Welcome to ‘s weekly series ‘How I got my job as…’ where we speak to some incredible entrepreneurs and businesswomen both based in the UAE and globally to find out about their career paths led them to where they are now; what their daily routines look like; the advice they’d give to those starting out; and the hurdles they’ve had to overcome.

This week we chat with prominent Dubai-based chef and judge Silvena Rowe. Hailing from Bulgaria, Chef Rowe has a passion for Ottoman cuisine. Having begun her career in London when she was 19, Chef Rowe is now based in Dubai having opened Nassau – a Mediterranean restaurant located in Jumeirah Golf Estates – in 2019.

sat down with Chef Rowe to find out more about her impressive career history and what made her want to enter the realm of cuisine.

What was your favourite subject at school?

I can’t say that I loved school at all, I was very happy to be there because of my friends, results were always high, but I did because it the thing to do, so very difficult to say what I loved most but for sure was the social aspect, the interactions with my fellow students, what I loved the most my lunch at the school canteen, always delicious, I thought!

What was your first job?

I worked as a social worker in London with abused children in a home. The best part was cooking with and for them in the home’s kitchen.

What inspired you to become a chef?

Pure greed for food, I love eating and creating new dishes, I think about food all the time, I understood very early that one of the incredible effects that food has on all of us, not just from the point of you socialising, but for our physical and mental health. You are what you eat.

What are the key elements of your role?

I run all the action, by creating the restaurant concept, design collaboration, recipes, training, new menus, new food concepts and working as a team is essential.

Talk us through your daily routine.

I wake up early, after usually 9 to 10 hours of sleep as I like to sleep early. I have a biohacking and superfood routine daily, which consists of certain foods that target what I need to address in my biome. I either do fitness walking, rowing or yoga. Then it’s a trip to the restaurants, meetings, for few months of the year, I film , so than I am a lot in the studios, filming days are long, but I still try and keep my morning routine. Sleep is always what I protect the most, along with eating the foods that I need to eat, plus the exercise.

What advice do you have for anyone looking to follow in the same footsteps?

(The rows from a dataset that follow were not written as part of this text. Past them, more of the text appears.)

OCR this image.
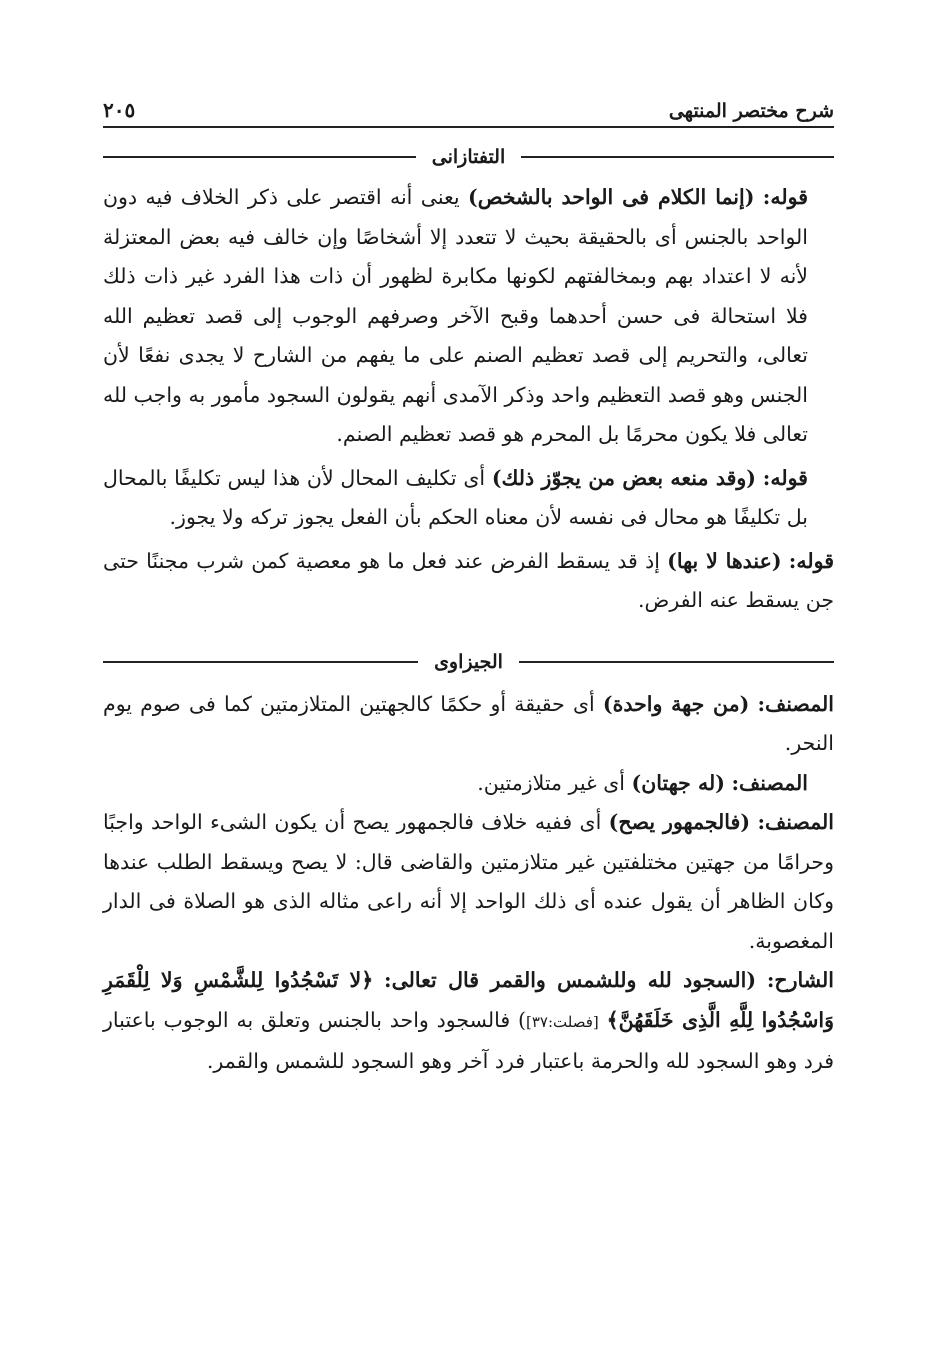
شرح مختصر المنتهى
٢٠٥
التفتازانى

قوله: (إنما الكلام فى الواحد بالشخص) يعنى أنه اقتصر على ذكر الخلاف فيه دون الواحد بالجنس أى بالحقيقة بحيث لا تتعدد إلا أشخاصًا وإن خالف فيه بعض المعتزلة لأنه لا اعتداد بهم وبمخالفتهم لكونها مكابرة لظهور أن ذات هذا الفرد غير ذات ذلك فلا استحالة فى حسن أحدهما وقبح الآخر وصرفهم الوجوب إلى قصد تعظيم الله تعالى، والتحريم إلى قصد تعظيم الصنم على ما يفهم من الشارح لا يجدى نفعًا لأن الجنس وهو قصد التعظيم واحد وذكر الآمدى أنهم يقولون السجود مأمور به واجب لله تعالى فلا يكون محرمًا بل المحرم هو قصد تعظيم الصنم.

قوله: (وقد منعه بعض من يجوّز ذلك) أى تكليف المحال لأن هذا ليس تكليفًا بالمحال بل تكليفًا هو محال فى نفسه لأن معناه الحكم بأن الفعل يجوز تركه ولا يجوز.

قوله: (عندها لا بها) إذ قد يسقط الفرض عند فعل ما هو معصية كمن شرب مجننًا حتى جن يسقط عنه الفرض.

الجيزاوى

المصنف: (من جهة واحدة) أى حقيقة أو حكمًا كالجهتين المتلازمتين كما فى صوم يوم النحر.

المصنف: (له جهتان) أى غير متلازمتين.

المصنف: (فالجمهور يصح) أى ففيه خلاف فالجمهور يصح أن يكون الشىء الواحد واجبًا وحرامًا من جهتين مختلفتين غير متلازمتين والقاضى قال: لا يصح ويسقط الطلب عندها وكان الظاهر أن يقول عنده أى ذلك الواحد إلا أنه راعى مثاله الذى هو الصلاة فى الدار المغصوبة.

الشارح: (السجود لله وللشمس والقمر قال تعالى: ﴿لا تَسْجُدُوا لِلشَّمْسِ وَلا لِلْقَمَرِ وَاسْجُدُوا لِلَّهِ الَّذِى خَلَقَهُنَّ﴾ [فصلت:٣٧]) فالسجود واحد بالجنس وتعلق به الوجوب باعتبار فرد وهو السجود لله والحرمة باعتبار فرد آخر وهو السجود للشمس والقمر.
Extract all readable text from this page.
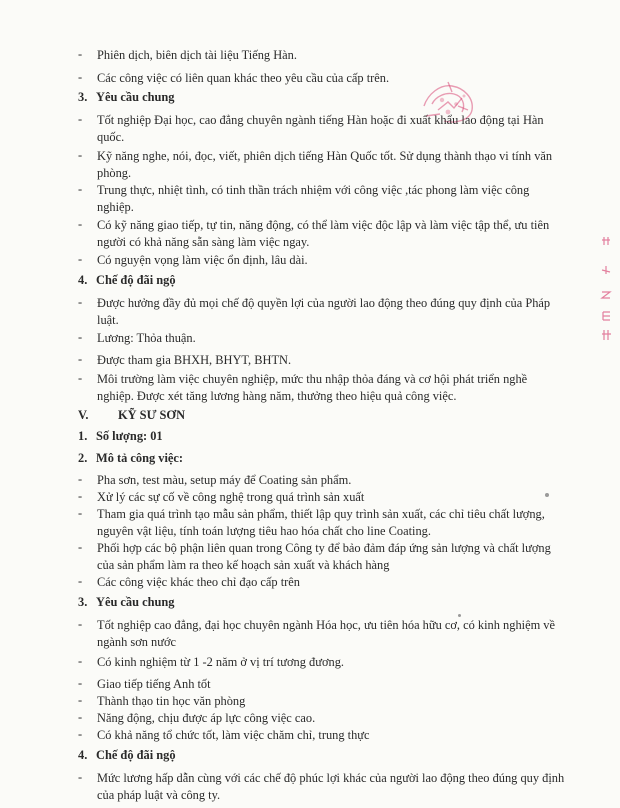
- Phiên dịch, biên dịch tài liệu Tiếng Hàn.
- Các công việc có liên quan khác theo yêu cầu của cấp trên.
3. Yêu cầu chung
- Tốt nghiệp Đại học, cao đẳng chuyên ngành tiếng Hàn hoặc đi xuất khẩu lao động tại Hàn
quốc.
- Kỹ năng nghe, nói, đọc, viết, phiên dịch tiếng Hàn Quốc tốt. Sử dụng thành thạo vi tính văn
phòng.
- Trung thực, nhiệt tình, có tinh thần trách nhiệm với công việc ,tác phong làm việc công
nghiệp.
- Có kỹ năng giao tiếp, tự tin, năng động, có thể làm việc độc lập và làm việc tập thể, ưu tiên
người có khả năng sẵn sàng làm việc ngay.
- Có nguyện vọng làm việc ổn định, lâu dài.
4. Chế độ đãi ngộ
- Được hưởng đầy đủ mọi chế độ quyền lợi của người lao động theo đúng quy định của Pháp
luật.
- Lương: Thỏa thuận.
- Được tham gia BHXH, BHYT, BHTN.
- Môi trường làm việc chuyên nghiệp, mức thu nhập thỏa đáng và cơ hội phát triển nghề
nghiệp. Được xét tăng lương hàng năm, thưởng theo hiệu quả công việc.
V. KỸ SƯ SƠN
1. Số lượng: 01
2. Mô tả công việc:
- Pha sơn, test màu, setup máy để Coating sản phẩm.
- Xử lý các sự cố về công nghệ trong quá trình sản xuất
- Tham gia quá trình tạo mẫu sản phẩm, thiết lập quy trình sản xuất, các chỉ tiêu chất lượng,
nguyên vật liệu, tính toán lượng tiêu hao hóa chất cho line Coating.
- Phối hợp các bộ phận liên quan trong Công ty để bảo đảm đáp ứng sản lượng và chất lượng
của sản phẩm làm ra theo kế hoạch sản xuất và khách hàng
- Các công việc khác theo chỉ đạo cấp trên
3. Yêu cầu chung
- Tốt nghiệp cao đẳng, đại học chuyên ngành Hóa học, ưu tiên hóa hữu cơ, có kinh nghiệm về
ngành sơn nước
- Có kinh nghiệm từ 1 -2 năm ở vị trí tương đương.
- Giao tiếp tiếng Anh tốt
- Thành thạo tin học văn phòng
- Năng động, chịu được áp lực công việc cao.
- Có khả năng tổ chức tốt, làm việc chăm chỉ, trung thực
4. Chế độ đãi ngộ
- Mức lương hấp dẫn cùng với các chế độ phúc lợi khác của người lao động theo đúng quy định
của pháp luật và công ty.
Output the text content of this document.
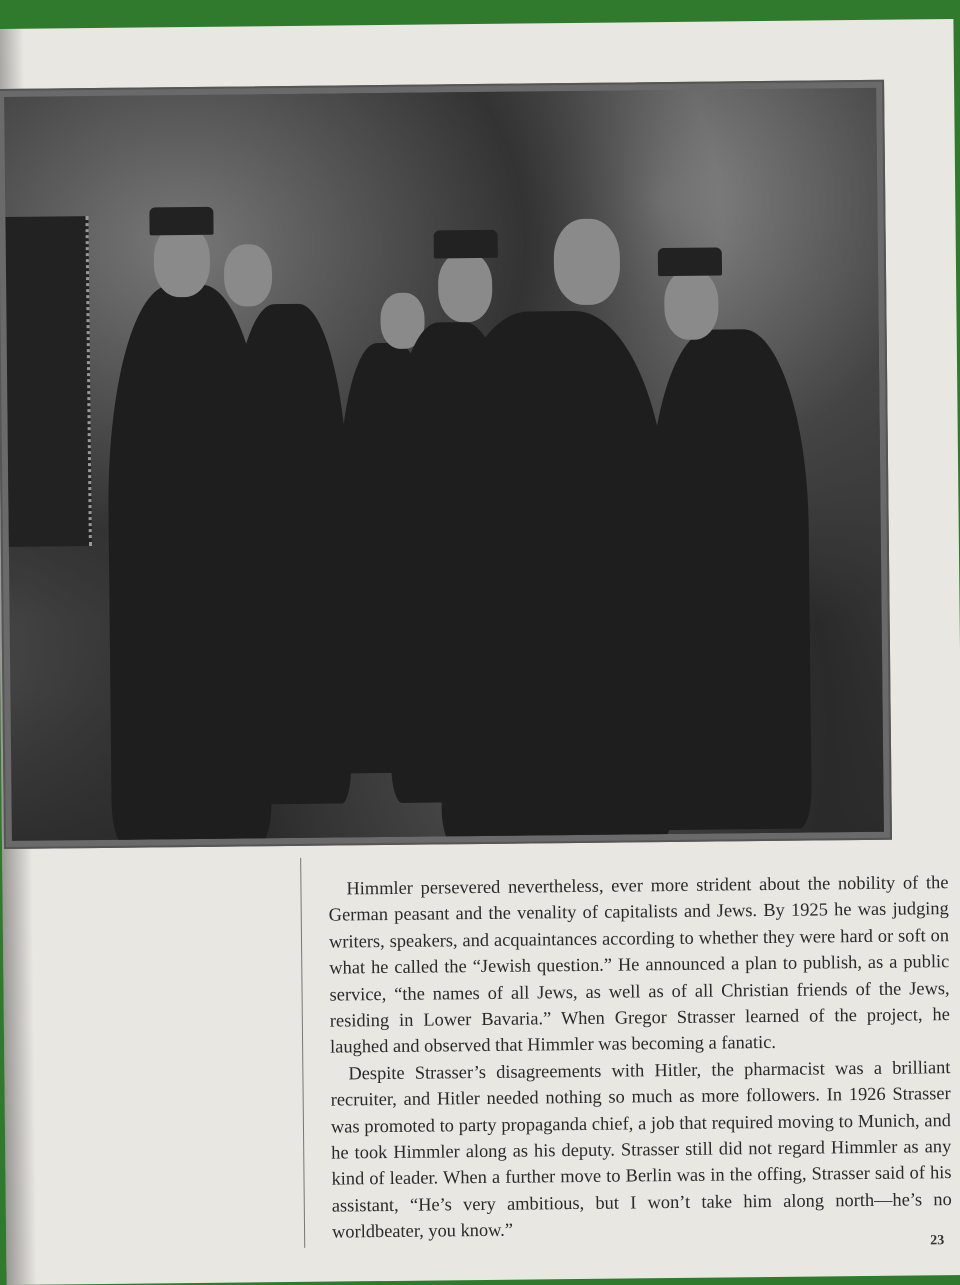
Himmler persevered nevertheless, ever more strident about the nobility of the German peasant and the venality of capitalists and Jews. By 1925 he was judging writers, speakers, and acquaintances according to whether they were hard or soft on what he called the “Jewish question.” He announced a plan to publish, as a public service, “the names of all Jews, as well as of all Christian friends of the Jews, residing in Lower Bavaria.” When Gregor Strasser learned of the project, he laughed and observed that Himmler was becoming a fanatic.

Despite Strasser’s disagreements with Hitler, the pharmacist was a brilliant recruiter, and Hitler needed nothing so much as more followers. In 1926 Strasser was promoted to party propaganda chief, a job that required moving to Munich, and he took Himmler along as his deputy. Strasser still did not regard Himmler as any kind of leader. When a further move to Berlin was in the offing, Strasser said of his assistant, “He’s very ambitious, but I won’t take him along north—he’s no worldbeater, you know.”	23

Don’t think of how much money you can make, nevertheless apply your passion and all you have to bring enjoyment, pleasure and health to all that will eat your food.

What is the best piece of advice you ever received?

Have no expectations.

And what is the worst?

To oversell and overrate myself! Chefs are fantastic, but let’s be honest here, we are not doctors, nurses, teachers, fireman, we are not saving the world.

What has been the biggest challenge you had to overcome?

Still is… being a woman in a man’s world, having to work with so many chefs from different nationalities, some will never accept taking orders from a woman chef. It’s a cultural thing. To try and minimise emotion in the kitchens, because it’s what is often used against us women. So rather than minimise, I reinvent and express emotion in a different way.